A Fortaleza de Narikala e o teleférico: quanto custa e quando ir
Passeios pela cidade velha

A Fortaleza de Narikala e o teleférico: quanto custa e quando ir

Resposta rápida

Quanto custa o teleférico de Narikala?

Um trajeto único custa cerca de 5 GEL (aproximadamente 1,70 euros), pago com um cartão Metromoney na estação do Parque Rike, o mesmo cartão usado no metro e nos autocarros de Tbilisi. Funciona aproximadamente das 10h às 22h e demora menos de três minutos a chegar à crista da fortaleza.

Uma fortaleza sobretudo em ruínas, e é exatamente esse o ponto

A Fortaleza de Narikala fica na crista acima da Cidade Velha de Tbilisi, e assim tem sido, de alguma forma, desde pelo menos o século IV, reconstruída e ampliada por governantes persas, árabes e georgianos ao longo de treze séculos, antes de um terramoto em 1827 deixar grande parte dela no estado em que se encontra hoje: muralhas partidas, um par de torres de vigia que se podem escalar, e longos trechos de pedra a esboroar-se com ervas daninhas a crescer nas juntas.

Não há bilheteira, nem sala do trono reconstruída, nem museu dentro das muralhas. O que atrai as pessoas até aqui não é a fortaleza como edifício, mas a fortaleza como plataforma — o melhor panorama isolado sobre os telhados de telha da Cidade Velha, o rio Mtkvari, a Ponte da Paz, e a crista de Mtatsminda do outro lado da cidade, tudo a partir de um único ponto sem pagar entrada.

Quem chegar à espera de um castelo preservado ficará ligeiramente desiludido. Quem chegar pela vista, e preparado para terreno irregular e a falta de corrimãos em algumas secções das muralhas, obtém exatamente o que a reputação promete.

Uma breve história: porque as muralhas têm o aspeto que têm

O nome Narikala é geralmente atribuído a uma expressão de origem persa ou da era mongol que significa algo próximo de “pequena fortaleza”, embora o próprio local seja muito anterior a esse nome — a estrutura defensiva mais antiga aqui data geralmente do século IV, construída por governantes persas para controlar a travessia do rio e as rotas comerciais que atravessavam o que viria a ser Tbilisi.

Ao longo dos séculos seguintes, a fortaleza mudou de mãos repetidamente à medida que forças árabes, georgianas, mongóis, persas e brevemente otomanas disputavam o controlo da cidade, cada ocupação acrescentando ou reconstruindo secções de muralha, o que explica em parte porque as fortificações que se veem hoje são um mosaico, e não um único design coerente.

O golpe decisivo não foi a guerra, mas um acidente: em 1827, um depósito de pólvora dentro da fortaleza explodiu, destruindo uma grande secção das muralhas superiores e a igreja original do local. Nessa altura, Tbilisi já estava sob controlo imperial russo, e a fortaleza tinha perdido a sua função militar, por isso nunca foi seriamente reconstruída — a explosão essencialmente fixou Narikala no estado semi-arruinado em que tem estado nos últimos dois séculos, com apenas a Igreja de São Nicolau reconstruída, e isso só nos anos 1990, depois da independência da Geórgia.

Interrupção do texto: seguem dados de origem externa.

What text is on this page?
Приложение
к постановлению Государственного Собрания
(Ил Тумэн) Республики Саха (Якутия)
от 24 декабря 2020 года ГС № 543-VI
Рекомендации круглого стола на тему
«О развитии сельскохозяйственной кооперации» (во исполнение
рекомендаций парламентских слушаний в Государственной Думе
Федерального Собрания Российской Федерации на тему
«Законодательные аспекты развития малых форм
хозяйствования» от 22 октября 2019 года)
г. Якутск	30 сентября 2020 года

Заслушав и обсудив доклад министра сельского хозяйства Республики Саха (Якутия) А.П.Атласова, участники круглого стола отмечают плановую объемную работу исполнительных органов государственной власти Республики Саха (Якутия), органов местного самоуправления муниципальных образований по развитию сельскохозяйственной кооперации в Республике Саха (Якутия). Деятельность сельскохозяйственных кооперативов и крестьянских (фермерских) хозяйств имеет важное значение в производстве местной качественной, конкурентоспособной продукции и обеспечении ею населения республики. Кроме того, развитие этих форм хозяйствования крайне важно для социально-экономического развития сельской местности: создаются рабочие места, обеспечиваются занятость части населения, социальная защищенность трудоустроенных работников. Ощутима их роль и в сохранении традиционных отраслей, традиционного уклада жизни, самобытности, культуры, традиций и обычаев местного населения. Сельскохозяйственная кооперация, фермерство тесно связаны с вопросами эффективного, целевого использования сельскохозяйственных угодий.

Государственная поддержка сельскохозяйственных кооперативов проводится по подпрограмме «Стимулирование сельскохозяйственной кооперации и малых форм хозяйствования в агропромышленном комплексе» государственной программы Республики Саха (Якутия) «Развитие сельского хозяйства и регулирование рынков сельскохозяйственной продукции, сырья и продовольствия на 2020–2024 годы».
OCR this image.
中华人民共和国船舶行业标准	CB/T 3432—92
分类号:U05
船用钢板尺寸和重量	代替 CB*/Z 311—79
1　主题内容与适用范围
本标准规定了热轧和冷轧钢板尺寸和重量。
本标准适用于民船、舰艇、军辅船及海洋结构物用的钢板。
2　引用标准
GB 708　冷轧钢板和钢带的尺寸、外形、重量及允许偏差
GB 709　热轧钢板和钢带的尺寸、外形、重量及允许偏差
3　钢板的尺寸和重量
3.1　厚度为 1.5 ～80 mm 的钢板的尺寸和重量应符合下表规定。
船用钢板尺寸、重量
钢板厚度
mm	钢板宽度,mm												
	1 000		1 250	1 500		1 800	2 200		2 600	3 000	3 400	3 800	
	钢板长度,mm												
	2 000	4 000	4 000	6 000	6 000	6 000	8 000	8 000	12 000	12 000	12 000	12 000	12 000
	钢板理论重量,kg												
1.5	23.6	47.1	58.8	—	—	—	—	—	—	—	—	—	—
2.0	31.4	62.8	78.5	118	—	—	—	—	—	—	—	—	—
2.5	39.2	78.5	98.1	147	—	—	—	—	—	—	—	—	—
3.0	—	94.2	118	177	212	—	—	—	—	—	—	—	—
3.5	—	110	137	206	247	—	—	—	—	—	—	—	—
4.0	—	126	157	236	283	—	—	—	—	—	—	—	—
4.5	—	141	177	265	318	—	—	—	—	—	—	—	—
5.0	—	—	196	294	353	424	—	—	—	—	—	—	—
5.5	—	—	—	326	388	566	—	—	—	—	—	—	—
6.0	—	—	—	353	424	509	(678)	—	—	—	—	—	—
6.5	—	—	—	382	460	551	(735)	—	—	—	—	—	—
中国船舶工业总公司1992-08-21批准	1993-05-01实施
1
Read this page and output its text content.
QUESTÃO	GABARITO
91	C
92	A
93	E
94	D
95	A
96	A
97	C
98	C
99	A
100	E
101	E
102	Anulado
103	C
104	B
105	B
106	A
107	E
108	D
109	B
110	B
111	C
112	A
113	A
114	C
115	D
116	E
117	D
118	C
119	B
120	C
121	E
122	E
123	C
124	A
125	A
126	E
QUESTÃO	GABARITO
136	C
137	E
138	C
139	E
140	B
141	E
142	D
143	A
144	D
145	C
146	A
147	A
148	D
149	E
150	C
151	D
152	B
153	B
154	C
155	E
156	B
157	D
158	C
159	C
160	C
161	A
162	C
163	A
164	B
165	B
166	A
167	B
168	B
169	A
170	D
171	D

O teleférico: custo, horário e como funciona realmente

A forma mais fácil de subir é o teleférico a partir do Parque Rike, na margem leste do rio, perto da Ponte da Paz. Abriu em 2012, percorre uma linha curta mas íngreme sobre o rio e os telhados da Cidade Velha, e chega à crista da fortaleza em menos de três minutos.

As tarifas rondam os 5 GEL por trajeto, pagos ao validar um cartão Metromoney no torniquete — o mesmo cartão de transporte usado em toda a rede de metro e autocarros de Tbilisi, que vale a pena ter carregado antes de chegar, já que não há bilheteira separada de dinheiro na estação do teleférico. O horário de funcionamento vai genericamente das 10h às 22h, embora isto varie consoante a época, e o serviço suspende-se com vento forte, o que acontece com frequência suficiente nesta encosta exposta para valer a pena ter a rota a pé como plano de reserva, e não apenas como último recurso.

O próprio passeio é uma das melhores coisas a fazer em Tbilisi puramente como experiência — as cabines têm laterais de vidro, a subida é suficientemente íngreme para parecer dramática sem ser inquietante, e a vista abre-se rapidamente assim que se ultrapassam os telhados.

Encontrar a estação do Parque Rike é simples: fica na base do parque, no lado leste do rio, a uma curta caminhada da Ponte da Paz e fácil de combinar com um passeio pelo próprio Parque Rike, que tem um pequeno anfiteatro e um espaço público com tema de xadrez que vale cinco minutos se chegar cedo para o seu passeio. A estação pode ser alcançada a pé a partir da Praça da Liberdade em cerca de quinze minutos, ou de Bolt por 5 a 12 GEL, se preferir não caminhar pela abordagem plana mas sem sombra junto ao rio no calor do verão.

Quem comparar este passeio com os outros teleféricos da Geórgia — o de Gudauri para esqui, ou o teleférico Argo em Batumi, que sobe até um parque no topo de uma colina acima do Mar Negro, deve saber que o de Narikala é, de longe, o mais curto e o mais barato, e o único construído puramente como vaivém turístico, e não a servir uma estância de esqui ou um parque de diversões no topo.

Tbilisi: 2 Teleféricos, 2 Picos, 2 Faces da Cidade Antiga e Nova combina este passeio com o teleférico separado até Mtatsminda, do outro lado da cidade, num único dia guiado, uma forma razoável de cobrir ambos os miradouros de teleférico de Tbilisi sem ter de descobrir as ligações sozinho.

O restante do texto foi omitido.